Most critically, even this rather tepid analysis presumes that all the tax increases and savings measures in the health care law are fully implemented – an assumption about which CBO remains highly skeptical.  While today’s CBO report included one current-law baseline estimate that presumes the law is fully implemented, it also included an alternative baseline that presumes many of the largest and most controversial savings proposals will never be allowed to take effect by Congress.  The alternative fiscal scenario is not an unusual phenomenon – at the Fiscal Commission meeting this morning, Budget Committee Chairman Conrad called it a useful tool, and some experts view it as giving a more accurate and realistic picture of the country’s long-term fiscal picture.  What is striking though is the way in which CBO, in arriving at its alternative scenario, assumed that most of the law’s major savings provisions will never take full effect – this only three months after the law was first enacted.

So in sum: While the IMF called current trends on health spending “unsustainable,” the Congressional Budget Office released a report highlighting several “Questions About Sustainability” for a law enacted mere months ago, and recently asserted that even if the law is fully and successfully implemented, “putting the federal budget on a sustainable path would almost certainly require a significant reduction in the growth of federal health spending relative to current law (including this year’s health legislation).”  Sounds like some Democratic fiscal hawks may need a trip to the IMF confessional.

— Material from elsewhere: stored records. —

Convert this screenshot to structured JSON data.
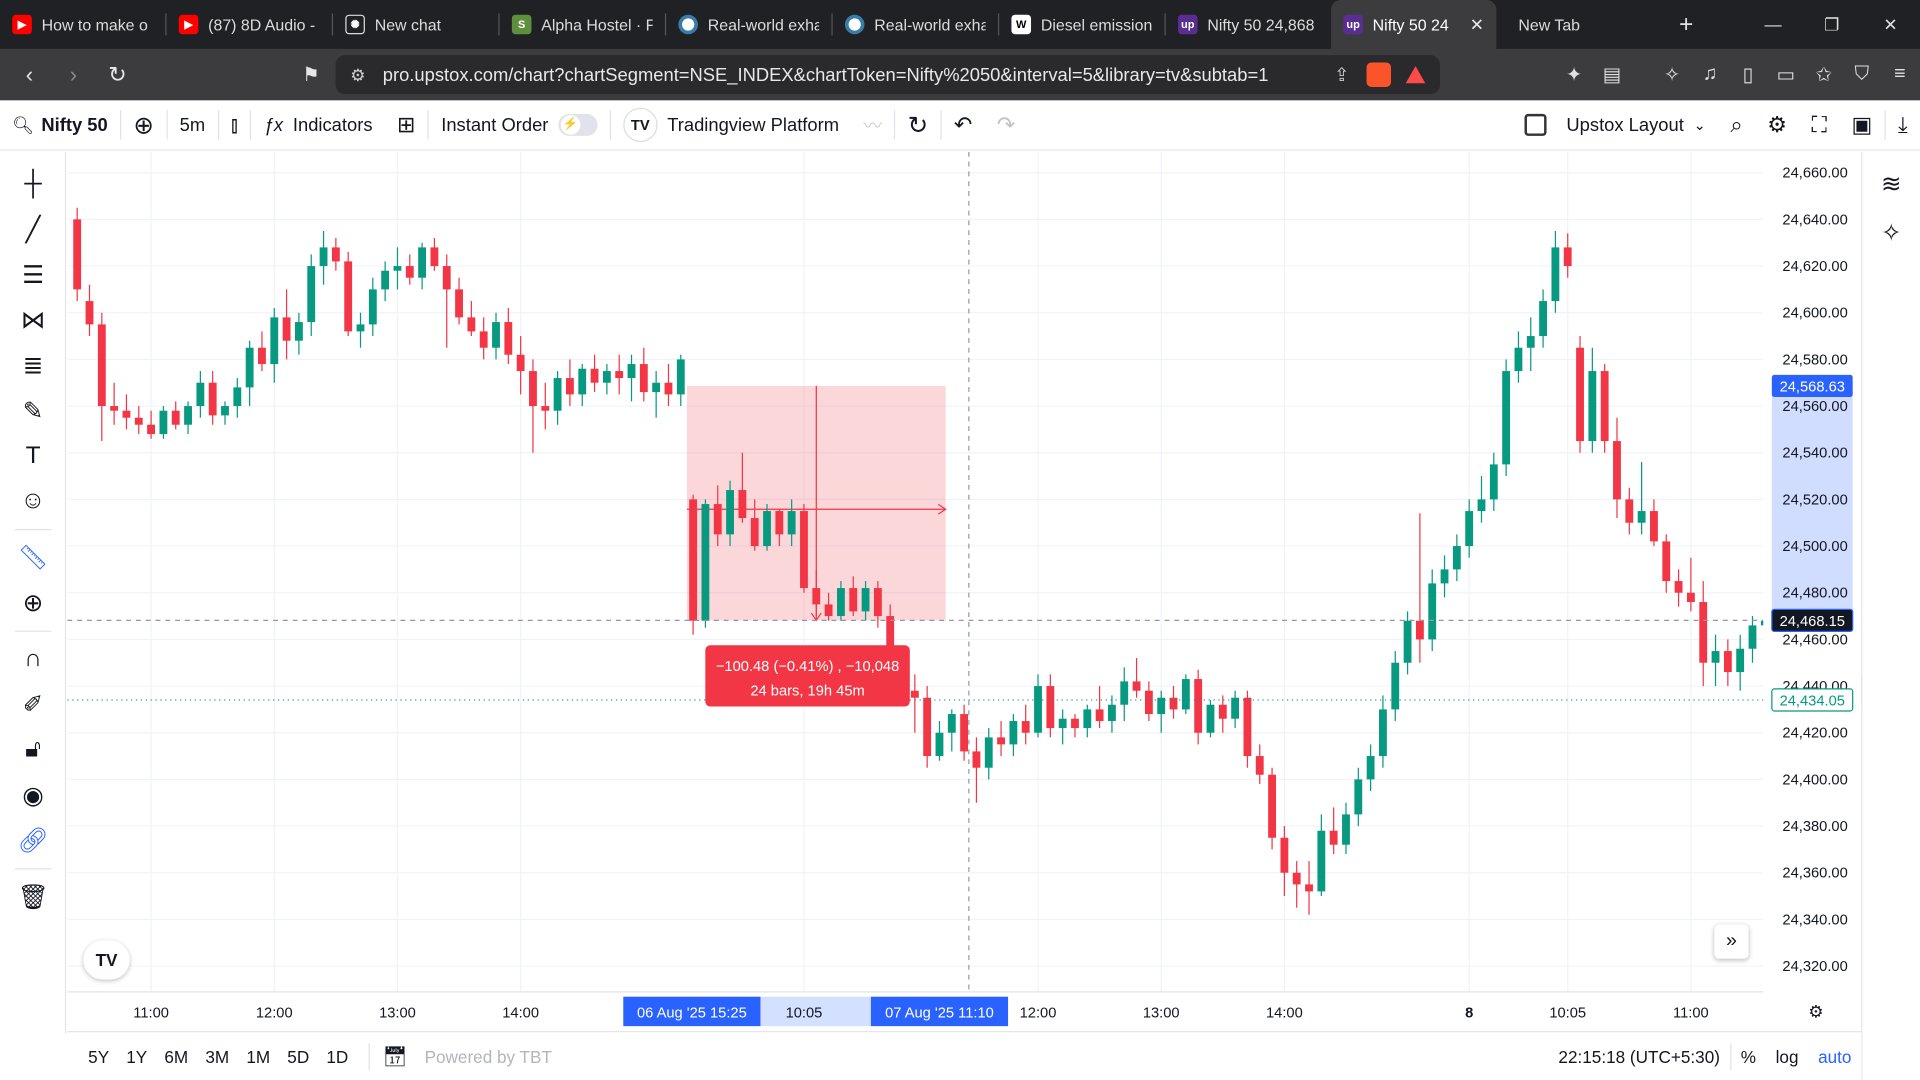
{
  "browser": {
    "tabs": [
      {
        "title": "How to make o",
        "favicon_color": "#ff0000",
        "icon": "youtube-icon"
      },
      {
        "title": "(87) 8D Audio -",
        "favicon_color": "#ff0000",
        "icon": "youtube-icon"
      },
      {
        "title": "New chat",
        "favicon_color": "#202124",
        "icon": "chatgpt-icon"
      },
      {
        "title": "Alpha Hostel · F",
        "favicon_color": "#5e8e3e",
        "icon": "shopify-icon"
      },
      {
        "title": "Real-world exha",
        "favicon_color": "#ffffff",
        "icon": "globe-icon"
      },
      {
        "title": "Real-world exha",
        "favicon_color": "#ffffff",
        "icon": "globe-icon"
      },
      {
        "title": "Diesel emission",
        "favicon_color": "#ffffff",
        "icon": "wikipedia-icon"
      },
      {
        "title": "Nifty 50 24,868",
        "favicon_color": "#5a2d91",
        "icon": "upstox-icon"
      },
      {
        "title": "Nifty 50 24",
        "favicon_color": "#5a2d91",
        "icon": "upstox-icon",
        "active": true
      },
      {
        "title": "New Tab",
        "favicon_color": "",
        "icon": ""
      }
    ],
    "url": "pro.upstox.com/chart?chartSegment=NSE_INDEX&chartToken=Nifty%2050&interval=5&library=tv&subtab=1"
  },
  "toolbar": {
    "symbol": "Nifty 50",
    "interval": "5m",
    "indicators": "Indicators",
    "instant_order": "Instant Order",
    "platform": "Tradingview Platform",
    "layout": "Upstox Layout"
  },
  "bottom": {
    "ranges": [
      "5Y",
      "1Y",
      "6M",
      "3M",
      "1M",
      "5D",
      "1D"
    ],
    "powered": "Powered by TBT",
    "clock": "22:15:18 (UTC+5:30)",
    "percent": "%",
    "log": "log",
    "auto": "auto"
  },
  "measure": {
    "line1": "−100.48 (−0.41%) , −10,048",
    "line2": "24 bars, 19h 45m"
  },
  "chart_data": {
    "type": "candlestick",
    "symbol": "Nifty 50",
    "interval": "5m",
    "ylim": [
      24310,
      24670
    ],
    "y_ticks": [
      "24,320.00",
      "24,340.00",
      "24,360.00",
      "24,380.00",
      "24,400.00",
      "24,420.00",
      "24,440.00",
      "24,460.00",
      "24,480.00",
      "24,500.00",
      "24,520.00",
      "24,540.00",
      "24,560.00",
      "24,580.00",
      "24,600.00",
      "24,620.00",
      "24,640.00",
      "24,660.00"
    ],
    "x_labels": [
      {
        "label": "11:00",
        "bar": 6
      },
      {
        "label": "12:00",
        "bar": 16
      },
      {
        "label": "13:00",
        "bar": 26
      },
      {
        "label": "14:00",
        "bar": 36
      },
      {
        "label": "10:05",
        "bar": 59
      },
      {
        "label": "12:00",
        "bar": 78
      },
      {
        "label": "13:00",
        "bar": 88
      },
      {
        "label": "14:00",
        "bar": 98
      },
      {
        "label": "8",
        "bar": 113
      },
      {
        "label": "10:05",
        "bar": 121
      },
      {
        "label": "11:00",
        "bar": 131
      }
    ],
    "range_start": {
      "label": "06 Aug '25   15:25",
      "bar": 50
    },
    "range_end": {
      "label": "07 Aug '25   11:10",
      "bar": 70
    },
    "crosshair_price": "24,468.15",
    "crosshair_value": 24468.15,
    "price_high_label": "24,568.63",
    "price_high_value": 24568.63,
    "last_price_label": "24,434.05",
    "last_price_value": 24434.05,
    "measure_range": {
      "from_bar": 50,
      "to_bar": 70,
      "from_price": 24568.63,
      "to_price": 24468.15
    },
    "candles": [
      [
        24640,
        24645,
        24605,
        24610
      ],
      [
        24605,
        24612,
        24590,
        24595
      ],
      [
        24595,
        24600,
        24545,
        24560
      ],
      [
        24560,
        24570,
        24552,
        24558
      ],
      [
        24558,
        24565,
        24550,
        24555
      ],
      [
        24555,
        24560,
        24548,
        24552
      ],
      [
        24552,
        24558,
        24546,
        24548
      ],
      [
        24548,
        24560,
        24546,
        24558
      ],
      [
        24558,
        24562,
        24550,
        24552
      ],
      [
        24552,
        24562,
        24548,
        24560
      ],
      [
        24560,
        24575,
        24555,
        24570
      ],
      [
        24570,
        24575,
        24552,
        24556
      ],
      [
        24556,
        24562,
        24552,
        24560
      ],
      [
        24560,
        24572,
        24555,
        24568
      ],
      [
        24568,
        24588,
        24560,
        24585
      ],
      [
        24585,
        24592,
        24575,
        24578
      ],
      [
        24578,
        24602,
        24570,
        24598
      ],
      [
        24598,
        24610,
        24580,
        24588
      ],
      [
        24588,
        24600,
        24582,
        24596
      ],
      [
        24596,
        24625,
        24590,
        24620
      ],
      [
        24620,
        24635,
        24612,
        24628
      ],
      [
        24628,
        24632,
        24618,
        24622
      ],
      [
        24622,
        24626,
        24590,
        24592
      ],
      [
        24592,
        24600,
        24585,
        24595
      ],
      [
        24595,
        24615,
        24590,
        24610
      ],
      [
        24610,
        24622,
        24605,
        24618
      ],
      [
        24618,
        24628,
        24610,
        24620
      ],
      [
        24620,
        24625,
        24612,
        24615
      ],
      [
        24615,
        24630,
        24610,
        24628
      ],
      [
        24628,
        24632,
        24618,
        24620
      ],
      [
        24620,
        24625,
        24585,
        24610
      ],
      [
        24610,
        24615,
        24595,
        24598
      ],
      [
        24598,
        24605,
        24590,
        24592
      ],
      [
        24592,
        24598,
        24580,
        24585
      ],
      [
        24585,
        24600,
        24580,
        24596
      ],
      [
        24596,
        24602,
        24578,
        24582
      ],
      [
        24582,
        24590,
        24565,
        24575
      ],
      [
        24575,
        24580,
        24540,
        24560
      ],
      [
        24560,
        24570,
        24550,
        24558
      ],
      [
        24558,
        24575,
        24552,
        24572
      ],
      [
        24572,
        24580,
        24560,
        24565
      ],
      [
        24565,
        24578,
        24560,
        24576
      ],
      [
        24576,
        24582,
        24566,
        24570
      ],
      [
        24570,
        24578,
        24565,
        24575
      ],
      [
        24575,
        24582,
        24565,
        24572
      ],
      [
        24572,
        24582,
        24562,
        24578
      ],
      [
        24578,
        24585,
        24562,
        24566
      ],
      [
        24566,
        24575,
        24555,
        24570
      ],
      [
        24570,
        24578,
        24560,
        24565
      ],
      [
        24565,
        24582,
        24560,
        24580
      ],
      [
        24520,
        24522,
        24462,
        24468
      ],
      [
        24468,
        24520,
        24465,
        24518
      ],
      [
        24518,
        24526,
        24500,
        24505
      ],
      [
        24505,
        24528,
        24500,
        24524
      ],
      [
        24524,
        24540,
        24510,
        24512
      ],
      [
        24512,
        24520,
        24498,
        24500
      ],
      [
        24500,
        24518,
        24498,
        24515
      ],
      [
        24515,
        24516,
        24500,
        24505
      ],
      [
        24505,
        24520,
        24500,
        24515
      ],
      [
        24515,
        24518,
        24480,
        24482
      ],
      [
        24482,
        24490,
        24470,
        24475
      ],
      [
        24475,
        24480,
        24468,
        24470
      ],
      [
        24470,
        24485,
        24468,
        24482
      ],
      [
        24482,
        24487,
        24470,
        24472
      ],
      [
        24472,
        24485,
        24468,
        24482
      ],
      [
        24482,
        24485,
        24465,
        24470
      ],
      [
        24470,
        24475,
        24440,
        24445
      ],
      [
        24445,
        24450,
        24432,
        24438
      ],
      [
        24438,
        24445,
        24420,
        24435
      ],
      [
        24435,
        24440,
        24405,
        24410
      ],
      [
        24410,
        24425,
        24408,
        24420
      ],
      [
        24420,
        24430,
        24412,
        24428
      ],
      [
        24428,
        24432,
        24408,
        24412
      ],
      [
        24412,
        24418,
        24390,
        24405
      ],
      [
        24405,
        24422,
        24400,
        24418
      ],
      [
        24418,
        24425,
        24410,
        24415
      ],
      [
        24415,
        24428,
        24410,
        24425
      ],
      [
        24425,
        24432,
        24415,
        24420
      ],
      [
        24420,
        24445,
        24418,
        24440
      ],
      [
        24440,
        24445,
        24418,
        24422
      ],
      [
        24422,
        24430,
        24415,
        24426
      ],
      [
        24426,
        24428,
        24418,
        24422
      ],
      [
        24422,
        24432,
        24418,
        24430
      ],
      [
        24430,
        24440,
        24422,
        24425
      ],
      [
        24425,
        24436,
        24420,
        24432
      ],
      [
        24432,
        24448,
        24425,
        24442
      ],
      [
        24442,
        24452,
        24435,
        24438
      ],
      [
        24438,
        24442,
        24425,
        24428
      ],
      [
        24428,
        24438,
        24420,
        24435
      ],
      [
        24435,
        24440,
        24426,
        24430
      ],
      [
        24430,
        24445,
        24428,
        24443
      ],
      [
        24443,
        24447,
        24415,
        24420
      ],
      [
        24420,
        24434,
        24418,
        24432
      ],
      [
        24432,
        24436,
        24420,
        24426
      ],
      [
        24426,
        24438,
        24422,
        24435
      ],
      [
        24435,
        24438,
        24405,
        24410
      ],
      [
        24410,
        24415,
        24398,
        24402
      ],
      [
        24402,
        24405,
        24370,
        24375
      ],
      [
        24375,
        24380,
        24350,
        24360
      ],
      [
        24360,
        24365,
        24345,
        24355
      ],
      [
        24355,
        24365,
        24342,
        24352
      ],
      [
        24352,
        24385,
        24350,
        24378
      ],
      [
        24378,
        24388,
        24368,
        24372
      ],
      [
        24372,
        24390,
        24368,
        24385
      ],
      [
        24385,
        24405,
        24380,
        24400
      ],
      [
        24400,
        24415,
        24395,
        24410
      ],
      [
        24410,
        24436,
        24405,
        24430
      ],
      [
        24430,
        24455,
        24425,
        24450
      ],
      [
        24450,
        24472,
        24445,
        24468
      ],
      [
        24468,
        24514,
        24450,
        24460
      ],
      [
        24460,
        24490,
        24455,
        24484
      ],
      [
        24484,
        24496,
        24478,
        24490
      ],
      [
        24490,
        24505,
        24485,
        24500
      ],
      [
        24500,
        24520,
        24495,
        24515
      ],
      [
        24515,
        24530,
        24510,
        24520
      ],
      [
        24520,
        24540,
        24515,
        24535
      ],
      [
        24535,
        24580,
        24530,
        24575
      ],
      [
        24575,
        24592,
        24570,
        24585
      ],
      [
        24585,
        24598,
        24575,
        24590
      ],
      [
        24590,
        24610,
        24585,
        24605
      ],
      [
        24605,
        24635,
        24600,
        24628
      ],
      [
        24628,
        24634,
        24615,
        24620
      ],
      [
        24585,
        24590,
        24540,
        24545
      ],
      [
        24545,
        24585,
        24540,
        24575
      ],
      [
        24575,
        24578,
        24540,
        24545
      ],
      [
        24545,
        24555,
        24512,
        24520
      ],
      [
        24520,
        24525,
        24505,
        24510
      ],
      [
        24510,
        24536,
        24505,
        24515
      ],
      [
        24515,
        24520,
        24500,
        24502
      ],
      [
        24502,
        24505,
        24480,
        24485
      ],
      [
        24485,
        24490,
        24474,
        24480
      ],
      [
        24480,
        24495,
        24472,
        24476
      ],
      [
        24476,
        24485,
        24440,
        24450
      ],
      [
        24450,
        24462,
        24440,
        24455
      ],
      [
        24455,
        24460,
        24440,
        24446
      ],
      [
        24446,
        24462,
        24438,
        24456
      ],
      [
        24456,
        24470,
        24450,
        24466
      ],
      [
        24466,
        24480,
        24445,
        24468
      ],
      [
        24468,
        24470,
        24432,
        24435
      ],
      [
        24435,
        24445,
        24425,
        24430
      ],
      [
        24430,
        24440,
        24418,
        24422
      ],
      [
        24422,
        24436,
        24418,
        24434
      ],
      [
        24434,
        24436,
        24410,
        24415
      ],
      [
        24415,
        24432,
        24408,
        24428
      ],
      [
        24428,
        24436,
        24420,
        24432
      ],
      [
        24432,
        24448,
        24428,
        24444
      ],
      [
        24444,
        24450,
        24425,
        24428
      ],
      [
        24428,
        24440,
        24422,
        24432
      ],
      [
        24432,
        24442,
        24420,
        24425
      ],
      [
        24425,
        24434,
        24420,
        24430
      ],
      [
        24430,
        24440,
        24422,
        24434
      ]
    ]
  }
}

One final word on health care and the budget: The Center for American Progress released a report today claiming that according to CBO, the health care law “is fully funded, strengthens the Medicare trust fund, and reduces the federal deficit.”  That claim is demonstrably false.  In January CBO stated that “the majority of the [Medicare] trust fund savings under [the health law] would be used to pay for other spending and therefore would not enhance the ability of the government to pay future benefits.”  CBO followed up with a March letter to Congressman Ryan, in which it tallied the budgetary effects of keeping the Medicare Hospital Insurance savings in the Medicare HI trust fund: “the legislation’s effects on the rest of the budget—other than the cash flows of the HI trust fund—would amount to a net increase in federal deficits of $260 billion over” 10 years.  In plain English, the same money can’t be used BOTH to “save” Medicare and to reduce the deficit – if the Medicare savings proposals were dedicated solely toward Medicare, the deficit would soar – so CAP’s claim is clearly false.  Moreover, with respect to the claim that the law is “fully funded,” CBO released a letter last week claiming the high-risk pool program is NOT fully funded, and that as many as 500,000 individuals with pre-existing conditions could lose out on coverage as a result – so that CAP claim needs fact-checking as well.